Théodore Monod
Naturaliste français (Rouen 1902-Versailles 2000), fils de Wilfred Monod.
Enfant, Théodore Monod est emmené par sa mère, pratiquement tous les jours, au Jardin des Plantes à Paris, et il connaît les noms des naturalistes illustres des xviiie et xixe siècles, qui se confondent avec ceux des rues du quartier où il habite. Aussi n'entre-t-il pas, après le baccalauréat, à la faculté de théologie protestante pour y suivre les traces de son père et de ses ancêtres paternels parmi lesquels on compte cinq générations de pasteurs en ligne directe. Il choisit la filière des sciences naturelles, puis entre au Muséum d'histoire naturelle pour s'occuper des « pêches et productions coloniales d'origine animale ».

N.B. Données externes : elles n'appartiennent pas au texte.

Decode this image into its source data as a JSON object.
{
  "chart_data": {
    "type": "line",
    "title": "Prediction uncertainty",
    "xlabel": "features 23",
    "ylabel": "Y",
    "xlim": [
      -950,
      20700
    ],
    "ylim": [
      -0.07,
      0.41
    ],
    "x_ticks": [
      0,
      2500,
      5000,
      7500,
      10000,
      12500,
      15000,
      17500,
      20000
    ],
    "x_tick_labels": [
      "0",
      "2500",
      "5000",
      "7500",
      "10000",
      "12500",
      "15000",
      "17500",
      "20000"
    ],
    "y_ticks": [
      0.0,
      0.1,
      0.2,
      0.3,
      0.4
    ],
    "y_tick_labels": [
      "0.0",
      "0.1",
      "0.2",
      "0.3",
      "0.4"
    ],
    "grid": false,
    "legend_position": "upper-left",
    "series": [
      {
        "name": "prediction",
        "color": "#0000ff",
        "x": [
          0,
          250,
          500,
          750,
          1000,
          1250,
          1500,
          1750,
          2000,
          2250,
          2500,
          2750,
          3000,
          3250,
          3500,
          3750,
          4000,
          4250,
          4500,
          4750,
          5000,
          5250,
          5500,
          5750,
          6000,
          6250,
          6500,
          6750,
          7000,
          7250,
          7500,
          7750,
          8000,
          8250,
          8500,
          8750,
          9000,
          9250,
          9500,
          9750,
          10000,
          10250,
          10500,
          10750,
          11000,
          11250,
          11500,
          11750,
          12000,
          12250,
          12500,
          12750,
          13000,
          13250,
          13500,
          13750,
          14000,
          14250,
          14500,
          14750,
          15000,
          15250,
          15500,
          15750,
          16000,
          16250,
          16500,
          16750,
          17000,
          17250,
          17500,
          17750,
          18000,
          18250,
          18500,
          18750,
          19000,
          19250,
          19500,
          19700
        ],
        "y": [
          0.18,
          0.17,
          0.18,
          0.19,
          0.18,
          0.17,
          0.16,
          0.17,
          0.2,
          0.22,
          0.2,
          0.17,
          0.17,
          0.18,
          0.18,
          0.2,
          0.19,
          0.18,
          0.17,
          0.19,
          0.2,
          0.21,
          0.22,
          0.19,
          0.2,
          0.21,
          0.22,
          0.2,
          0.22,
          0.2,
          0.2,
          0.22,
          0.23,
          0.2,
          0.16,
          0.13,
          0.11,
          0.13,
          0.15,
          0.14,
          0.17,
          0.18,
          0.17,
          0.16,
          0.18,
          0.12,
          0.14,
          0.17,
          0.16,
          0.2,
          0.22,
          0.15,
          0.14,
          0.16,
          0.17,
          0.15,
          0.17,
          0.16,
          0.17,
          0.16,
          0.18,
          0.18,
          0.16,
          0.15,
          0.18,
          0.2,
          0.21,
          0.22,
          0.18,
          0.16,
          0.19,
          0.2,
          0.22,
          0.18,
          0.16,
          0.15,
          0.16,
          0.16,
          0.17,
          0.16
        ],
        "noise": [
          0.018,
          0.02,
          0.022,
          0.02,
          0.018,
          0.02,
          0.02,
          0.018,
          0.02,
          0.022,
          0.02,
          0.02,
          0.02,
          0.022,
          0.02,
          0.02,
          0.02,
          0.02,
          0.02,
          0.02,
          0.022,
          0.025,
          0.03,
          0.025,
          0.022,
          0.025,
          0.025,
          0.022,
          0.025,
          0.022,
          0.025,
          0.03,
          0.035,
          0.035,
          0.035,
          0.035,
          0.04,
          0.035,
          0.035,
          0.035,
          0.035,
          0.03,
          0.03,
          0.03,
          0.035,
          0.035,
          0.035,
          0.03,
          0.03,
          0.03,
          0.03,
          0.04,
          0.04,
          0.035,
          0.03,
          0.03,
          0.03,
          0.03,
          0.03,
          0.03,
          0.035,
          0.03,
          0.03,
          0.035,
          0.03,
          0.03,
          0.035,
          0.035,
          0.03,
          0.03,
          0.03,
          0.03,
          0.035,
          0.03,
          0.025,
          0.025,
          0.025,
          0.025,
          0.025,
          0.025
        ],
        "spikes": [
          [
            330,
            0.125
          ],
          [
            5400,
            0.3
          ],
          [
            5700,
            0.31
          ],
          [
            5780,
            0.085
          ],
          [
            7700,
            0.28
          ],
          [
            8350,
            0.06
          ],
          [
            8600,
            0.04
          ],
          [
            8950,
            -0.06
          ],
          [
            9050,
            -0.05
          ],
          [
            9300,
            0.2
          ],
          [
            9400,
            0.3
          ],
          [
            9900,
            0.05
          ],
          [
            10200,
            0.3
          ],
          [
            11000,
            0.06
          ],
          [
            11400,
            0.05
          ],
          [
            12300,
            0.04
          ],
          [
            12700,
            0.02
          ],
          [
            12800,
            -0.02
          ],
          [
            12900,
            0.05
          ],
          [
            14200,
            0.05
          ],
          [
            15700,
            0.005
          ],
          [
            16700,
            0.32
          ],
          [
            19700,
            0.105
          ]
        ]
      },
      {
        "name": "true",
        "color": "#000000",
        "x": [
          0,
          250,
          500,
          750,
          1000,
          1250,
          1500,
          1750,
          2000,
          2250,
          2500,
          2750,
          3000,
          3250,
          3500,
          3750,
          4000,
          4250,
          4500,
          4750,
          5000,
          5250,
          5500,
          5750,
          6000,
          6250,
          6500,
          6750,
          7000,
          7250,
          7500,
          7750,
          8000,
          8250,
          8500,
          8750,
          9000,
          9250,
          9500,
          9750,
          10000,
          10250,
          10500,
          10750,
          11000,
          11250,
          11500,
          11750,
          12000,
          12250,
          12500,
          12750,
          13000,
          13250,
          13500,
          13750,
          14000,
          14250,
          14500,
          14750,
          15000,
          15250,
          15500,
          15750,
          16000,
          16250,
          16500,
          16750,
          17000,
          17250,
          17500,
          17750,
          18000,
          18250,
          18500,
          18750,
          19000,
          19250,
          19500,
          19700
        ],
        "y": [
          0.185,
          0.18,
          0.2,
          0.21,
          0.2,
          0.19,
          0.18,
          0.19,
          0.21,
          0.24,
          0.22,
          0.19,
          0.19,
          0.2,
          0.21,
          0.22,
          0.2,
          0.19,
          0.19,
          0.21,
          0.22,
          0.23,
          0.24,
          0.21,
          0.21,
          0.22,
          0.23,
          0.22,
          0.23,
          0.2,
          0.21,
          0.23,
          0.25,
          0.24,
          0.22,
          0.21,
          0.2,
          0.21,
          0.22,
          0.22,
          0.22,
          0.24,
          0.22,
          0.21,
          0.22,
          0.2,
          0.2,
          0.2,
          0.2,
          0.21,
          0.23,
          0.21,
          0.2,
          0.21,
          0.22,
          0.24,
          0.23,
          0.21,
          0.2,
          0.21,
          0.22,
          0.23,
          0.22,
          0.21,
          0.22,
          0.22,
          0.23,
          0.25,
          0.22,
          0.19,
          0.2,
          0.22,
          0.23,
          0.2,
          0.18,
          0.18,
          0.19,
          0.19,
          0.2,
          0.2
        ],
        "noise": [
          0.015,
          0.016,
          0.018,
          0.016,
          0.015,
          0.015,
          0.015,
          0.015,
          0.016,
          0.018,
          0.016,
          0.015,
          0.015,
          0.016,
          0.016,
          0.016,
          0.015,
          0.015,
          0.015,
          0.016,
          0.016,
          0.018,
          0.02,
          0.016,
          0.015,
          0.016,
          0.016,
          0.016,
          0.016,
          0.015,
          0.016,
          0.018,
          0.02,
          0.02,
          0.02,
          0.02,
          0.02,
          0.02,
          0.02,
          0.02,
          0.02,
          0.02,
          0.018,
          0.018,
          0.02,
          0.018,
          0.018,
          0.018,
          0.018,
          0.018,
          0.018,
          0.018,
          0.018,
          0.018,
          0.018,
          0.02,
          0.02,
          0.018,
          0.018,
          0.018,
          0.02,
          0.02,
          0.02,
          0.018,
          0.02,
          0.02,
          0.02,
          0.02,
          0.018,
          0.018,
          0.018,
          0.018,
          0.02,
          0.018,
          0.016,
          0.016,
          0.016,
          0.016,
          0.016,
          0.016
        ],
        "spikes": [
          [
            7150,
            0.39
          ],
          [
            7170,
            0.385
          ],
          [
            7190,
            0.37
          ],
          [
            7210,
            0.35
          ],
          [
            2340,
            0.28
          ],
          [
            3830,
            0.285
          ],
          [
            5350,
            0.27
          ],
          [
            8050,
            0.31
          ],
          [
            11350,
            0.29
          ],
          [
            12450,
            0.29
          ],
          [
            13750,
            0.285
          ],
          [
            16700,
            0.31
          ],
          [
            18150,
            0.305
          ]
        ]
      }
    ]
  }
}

Une mission d'étude à Port-Étienne, en Mauritanie, lui fait découvrir l'Afrique qui le captive. Il ne rentre pas en France au terme de son séjour, mais traverse à dos de chameau la Mauritanie du nord au sud. Ce premier contact l'amène à s'intéresser aux régions arides. Sa deuxième mission scientifique le conduit au Cameroun, qu'il parcourt du golfe de Guinée au lac Tchad. Il y étudie la pêche en mer et surtout en rivière. À peine rentré en France, en 1926, il repart pour l'Afrique et participe, en tant que naturaliste, à une expédition à travers le Sahara, financée par un mécène américain. En 1928-1929, il fait son service militaire dans le Hoggar comme chamelier de deuxième classe. Il écrit un livre sur l'archéologie de l'Ahnet, massif saharien dont il étudie aussi la géologie.
Théodore Monod reprend en 1930 sa place au Muséum, à Paris, et se marie. Il effectue en 1934-1935 un grand voyage dans l'Ouest saharien. En 1938, il se voit confier la direction de l'Institut français d'Afrique noire, qui vient d'être créé à Dakar. Lorsque la guerre éclate, en 1939, il est envoyé dans le Tibesti avec mission d'« espionner l'ennemi », en l'occurrence les Italiens, sur la frontière libyenne. Il joue sans grande conviction son rôle d'agent secret et se consacre surtout à des recherches sur les roches et la flore du massif saharien. Rentré finalement à Dakar, il reprend en main le jeune Institut qu'il dirigera pendant plus de vingt-cinq ans et développera considérablement. Il met à profit son séjour en Afrique pour effectuer, entre 1953 et 1964, six longues traversées du Sahara à pied et à dos de chameau. Ces « croisières hauturières », comme il les appelle, achèvent de faire de lui un spécialiste du désert.
En 1965, le chercheur regagne Paris pour y prendre la tête du laboratoire des pêches et poursuivre des études sur certains poissons et crustacés. Après sa mise à la retraite, en 1972, il conserve son bureau au sein de ce qui est désormais le laboratoire d'ichtyologie. Jusqu'à un âge très avancé, il travaillera dans cette pièce bourrée de livres et de bocaux pleins d'échantillons, parmi les microscopes, les squelettes, les coquillages, les cailloux, les spécimens de plantes...
Son nom reste attaché à des dizaines d'espèces végétales ou animales (insectes, crustacés, poissons, batraciens, etc.) et il a laissé un herbier contenant près de 5 000 références. La géologie lui doit notamment la description des couches de l'Adrar, où il étudia également des masses calcaires emprisonnant des algues bleues fossilisées qui comptent parmi les organismes vivants les plus anciens. Pionnier de la préhistoire saharienne, il releva des gravures rupestres du Tibesti et détailla des pierres taillées du désert de Lybie. Avec Wladimir Besnard, il découvrit dans l'ancien Soudan français (l'actuel Mali) l'« homme d'Asselar », un des rares squelettes humains fossilisés d'Afrique occidentale remontant au néolithique.
À une époque de spécialisation, Théodore Monod est resté un encyclopédiste à la manière du xviiie siècle. Tour à tour ou simultanément zoologiste, botaniste, géographe, géologue, archéologue, préhistorien, anthropologue, linguiste, cet écologiste avant l'heure dénonça l'imprévoyance de l'homme qui, depuis le néolithique, rompt les équilibres naturels et accélère dangereusement le rythme de ses déprédations. Grand défenseur des animaux, il s'insurgea contre les actes de cruauté commis envers eux et milita aussi bien contre la corrida que contre la chasse à courre ou les abus de l'expérimentation scientifique. Il a exprimé sa passion du désert et ses convictions dans plusieurs ouvrages, parmi lesquels Méharées (1937), l'Hippopotame et le philosophe (1943), le Chercheur d'absolu (1997), Pèlerin du désert (1999). [Académie des sciences, 1963.]